To Have and Have Not
- First edition cover
- Author: Ernest Hemingway
- Language: English
- Genre: Fiction
- Publisher: Charles Scribner's Sons
- Publication date: 1937
- Publication place: United States

= To Have and Have Not =

1937 novel by Ernest Hemingway

To Have and Have Not is a novel by Ernest Hemingway published in 1937 by Charles Scribner's Sons. The book follows Harry Morgan, a fishing boat captain out of Key West, Florida. To Have and Have Not was Hemingway's fourth novel, and second set in the United States, after The Torrents of Spring.

Written sporadically between 1935 and 1937, and revised as he traveled back and forth from Spain during the Spanish Civil War, the novel portrays Key West and Cuba in the 1930s, and provides a social commentary on that time and place. Hemingway biographer Jeffrey Meyers described the novel as heavily influenced by the Marxist ideology Hemingway was exposed to by his support of the Republican faction in the Spanish Civil War while he was writing it. The work got a mixed critical reception.
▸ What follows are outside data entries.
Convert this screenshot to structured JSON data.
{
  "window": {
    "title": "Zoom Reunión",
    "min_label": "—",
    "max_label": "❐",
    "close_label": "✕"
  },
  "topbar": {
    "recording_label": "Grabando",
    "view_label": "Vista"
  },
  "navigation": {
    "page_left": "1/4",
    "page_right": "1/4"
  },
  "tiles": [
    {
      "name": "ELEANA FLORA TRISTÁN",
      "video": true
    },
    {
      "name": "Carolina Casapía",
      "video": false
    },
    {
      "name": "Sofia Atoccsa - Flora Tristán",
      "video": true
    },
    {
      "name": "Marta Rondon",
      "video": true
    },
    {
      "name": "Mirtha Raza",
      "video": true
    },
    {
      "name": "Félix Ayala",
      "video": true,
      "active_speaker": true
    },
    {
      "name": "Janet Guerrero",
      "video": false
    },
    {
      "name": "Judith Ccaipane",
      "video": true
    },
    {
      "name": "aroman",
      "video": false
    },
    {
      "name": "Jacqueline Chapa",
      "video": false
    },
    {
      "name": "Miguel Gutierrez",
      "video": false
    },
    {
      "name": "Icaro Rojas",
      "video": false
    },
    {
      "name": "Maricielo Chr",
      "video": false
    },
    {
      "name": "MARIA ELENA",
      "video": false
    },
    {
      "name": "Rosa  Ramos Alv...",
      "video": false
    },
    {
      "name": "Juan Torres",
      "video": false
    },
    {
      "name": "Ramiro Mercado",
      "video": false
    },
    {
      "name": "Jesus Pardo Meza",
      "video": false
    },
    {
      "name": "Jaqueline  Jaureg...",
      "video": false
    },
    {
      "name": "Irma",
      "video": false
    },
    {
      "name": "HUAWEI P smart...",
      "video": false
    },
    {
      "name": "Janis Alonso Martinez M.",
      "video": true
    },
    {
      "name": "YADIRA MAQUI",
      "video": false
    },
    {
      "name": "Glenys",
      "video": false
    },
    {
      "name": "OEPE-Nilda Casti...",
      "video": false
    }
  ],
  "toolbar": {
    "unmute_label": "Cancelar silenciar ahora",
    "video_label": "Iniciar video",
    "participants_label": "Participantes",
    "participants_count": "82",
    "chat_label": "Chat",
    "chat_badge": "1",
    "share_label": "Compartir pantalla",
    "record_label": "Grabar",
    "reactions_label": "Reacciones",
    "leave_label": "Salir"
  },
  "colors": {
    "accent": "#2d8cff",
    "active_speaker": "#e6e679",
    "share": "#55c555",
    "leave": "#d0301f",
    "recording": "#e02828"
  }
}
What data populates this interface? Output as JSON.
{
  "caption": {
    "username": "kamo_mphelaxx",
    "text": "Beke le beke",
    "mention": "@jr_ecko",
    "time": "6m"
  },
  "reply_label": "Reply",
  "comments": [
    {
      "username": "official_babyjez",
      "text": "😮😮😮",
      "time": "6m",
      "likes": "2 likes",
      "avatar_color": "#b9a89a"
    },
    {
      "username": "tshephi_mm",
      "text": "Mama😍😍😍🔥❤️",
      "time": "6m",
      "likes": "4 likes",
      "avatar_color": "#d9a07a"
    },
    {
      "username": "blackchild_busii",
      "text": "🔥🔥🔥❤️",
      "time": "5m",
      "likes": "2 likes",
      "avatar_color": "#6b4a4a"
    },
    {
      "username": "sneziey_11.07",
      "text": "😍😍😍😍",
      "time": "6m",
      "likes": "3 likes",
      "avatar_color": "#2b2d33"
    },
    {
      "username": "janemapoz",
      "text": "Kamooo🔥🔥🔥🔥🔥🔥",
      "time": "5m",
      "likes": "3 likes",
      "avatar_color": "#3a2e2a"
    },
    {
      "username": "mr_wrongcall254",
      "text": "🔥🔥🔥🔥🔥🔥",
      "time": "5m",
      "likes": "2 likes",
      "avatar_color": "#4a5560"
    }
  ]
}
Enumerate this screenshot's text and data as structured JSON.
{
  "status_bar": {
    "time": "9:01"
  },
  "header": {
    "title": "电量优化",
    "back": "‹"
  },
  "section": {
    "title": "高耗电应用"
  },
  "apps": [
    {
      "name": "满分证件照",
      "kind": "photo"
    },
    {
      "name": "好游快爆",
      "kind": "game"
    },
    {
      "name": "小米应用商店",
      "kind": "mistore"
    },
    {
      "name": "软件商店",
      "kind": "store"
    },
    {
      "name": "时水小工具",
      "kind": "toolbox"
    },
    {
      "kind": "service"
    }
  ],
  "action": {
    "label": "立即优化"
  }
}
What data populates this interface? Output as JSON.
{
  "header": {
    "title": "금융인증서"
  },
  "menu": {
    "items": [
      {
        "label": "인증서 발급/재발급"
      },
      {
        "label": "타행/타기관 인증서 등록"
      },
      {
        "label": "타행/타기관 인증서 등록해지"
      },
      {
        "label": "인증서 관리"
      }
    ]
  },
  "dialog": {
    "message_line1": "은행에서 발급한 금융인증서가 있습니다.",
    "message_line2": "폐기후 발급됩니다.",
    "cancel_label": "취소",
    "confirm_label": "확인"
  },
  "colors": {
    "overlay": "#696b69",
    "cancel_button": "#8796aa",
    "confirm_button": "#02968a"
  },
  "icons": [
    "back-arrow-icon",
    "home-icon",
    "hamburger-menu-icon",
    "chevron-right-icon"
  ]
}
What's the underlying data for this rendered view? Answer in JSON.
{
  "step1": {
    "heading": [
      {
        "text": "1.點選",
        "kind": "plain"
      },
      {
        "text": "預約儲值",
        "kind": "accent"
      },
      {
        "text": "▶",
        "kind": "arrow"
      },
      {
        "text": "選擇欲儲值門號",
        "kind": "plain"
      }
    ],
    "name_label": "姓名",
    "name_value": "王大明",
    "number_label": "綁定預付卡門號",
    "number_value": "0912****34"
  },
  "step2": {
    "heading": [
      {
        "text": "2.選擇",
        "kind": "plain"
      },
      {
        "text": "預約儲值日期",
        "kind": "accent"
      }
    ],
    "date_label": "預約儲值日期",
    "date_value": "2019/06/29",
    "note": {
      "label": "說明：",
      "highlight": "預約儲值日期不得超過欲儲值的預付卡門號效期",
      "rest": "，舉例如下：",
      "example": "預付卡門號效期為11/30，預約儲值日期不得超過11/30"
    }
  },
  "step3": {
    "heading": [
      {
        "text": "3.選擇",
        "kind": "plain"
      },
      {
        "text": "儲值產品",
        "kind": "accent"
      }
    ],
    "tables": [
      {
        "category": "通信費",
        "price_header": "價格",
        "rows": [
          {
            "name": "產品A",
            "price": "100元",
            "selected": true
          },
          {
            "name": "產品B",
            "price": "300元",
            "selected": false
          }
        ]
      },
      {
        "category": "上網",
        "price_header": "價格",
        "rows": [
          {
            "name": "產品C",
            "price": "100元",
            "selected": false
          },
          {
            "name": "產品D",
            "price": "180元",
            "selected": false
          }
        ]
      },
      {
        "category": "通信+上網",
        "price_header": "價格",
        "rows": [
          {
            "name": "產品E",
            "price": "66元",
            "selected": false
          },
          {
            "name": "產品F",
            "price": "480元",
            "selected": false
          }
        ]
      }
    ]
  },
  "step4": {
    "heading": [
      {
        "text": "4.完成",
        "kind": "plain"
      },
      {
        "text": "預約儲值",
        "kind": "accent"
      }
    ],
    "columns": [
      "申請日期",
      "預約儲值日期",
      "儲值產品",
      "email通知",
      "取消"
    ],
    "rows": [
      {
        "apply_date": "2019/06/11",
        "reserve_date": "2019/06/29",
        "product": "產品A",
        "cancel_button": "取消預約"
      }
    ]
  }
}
The novel had its origins in two short stories published earlier in periodicals by Hemingway ("One Trip Across" and "The Tradesman's Return") which make up the opening chapters, and a novella, written later, which makes up about two-thirds of the book. The narrative is told from multiple viewpoints, at different times, by different characters, and the characters' names are frequently supplied under the chapter headings to indicate who is narrating that chapter.

==Summary==
Harry is an ordinary working man of the Depression Era, forced by dire economic forces into the black-market activity of running contraband between Cuba and Florida. A wealthy fishing charter customer (one of the "Haves") bilks Harry by slipping away without paying after a three-week fishing trip, leaving Harry destitute. Stuck in Havana and motivated by the need to support his family, Harry then himself turns to crime. He makes a fateful decision to swindle would-be Chinese immigrants seeking passage into Florida from Cuba. Instead of transporting them as agreed, he murders the Chinese middle-man and puts the men ashore in Cuba. Harry begins to ferry different types of illegal cargo between the two countries, including alcohol and Cuban revolutionaries. These events alternate with chapters that describe the dissolute lives of wealthy yacht owners. The Great Depression features prominently in the novel, forcing depravity and hunger on the poor residents of Key West (the "Have Nots") who are referred to locally as "Conchs".

==Background and publication history==
To Have and Have Not began as a short story—published as "One Trip Across" in Cosmopolitan in 1934—introducing the character of Harry Morgan. A second story was written and published in Esquire in 1936, at which point Hemingway decided to write a novel about Harry Morgan. However, the outbreak of the Spanish Civil War delayed his work on it.

To Have and Have Not was published by Scribner's on 15 October 1937 to a first edition print-run of approximately 10,000 copies. Cosmopolitan published a section of the novel as "One Trip Across" in 1934; Esquire published a section as "The Tradesman's Return" in 1936. It was also published as an Armed Services Edition during WWII.

== Film adaptations ==
The novel was adapted into a 1944 film starring Humphrey Bogart and Lauren Bacall. The film, with screenplay by Jules Furthman and William Faulkner, and directed by Howard Hawks, changed the story's setting from Key West to Martinique under the Vichy regime, and made significant alterations to the plot, including removing themes involving economic inequality and class conflict, and turning the story into a romantic thriller centering on the sparks between Harry Morgan and Marie Browning.

The second film version, titled The Breaking Point (1950), was directed by Michael Curtiz and stars John Garfield and Patricia Neal with Juano Hernandez as Morgan's partner. The movie shifted the action to southern California and made Garfield a former PT Boat captain but is otherwise the most faithful to the original book.

The third film version, titled The Gun Runners (1958), was directed by Don Siegel and stars Audie Murphy as the boat captain, with Everett Sloane as the alcoholic sidekick.

In 1987 the Iranian director Nasser Taghvai adapted the novel into a localized version called Captain Khorshid which took the events from Cuba to the shores of the Persian Gulf.

An episode of the television show Cheyenne titled "Fury at Rio Hondo" is a Western adaptation of the story set in Mexico, with a screenplay by, again, William Faulkner and James Gunn.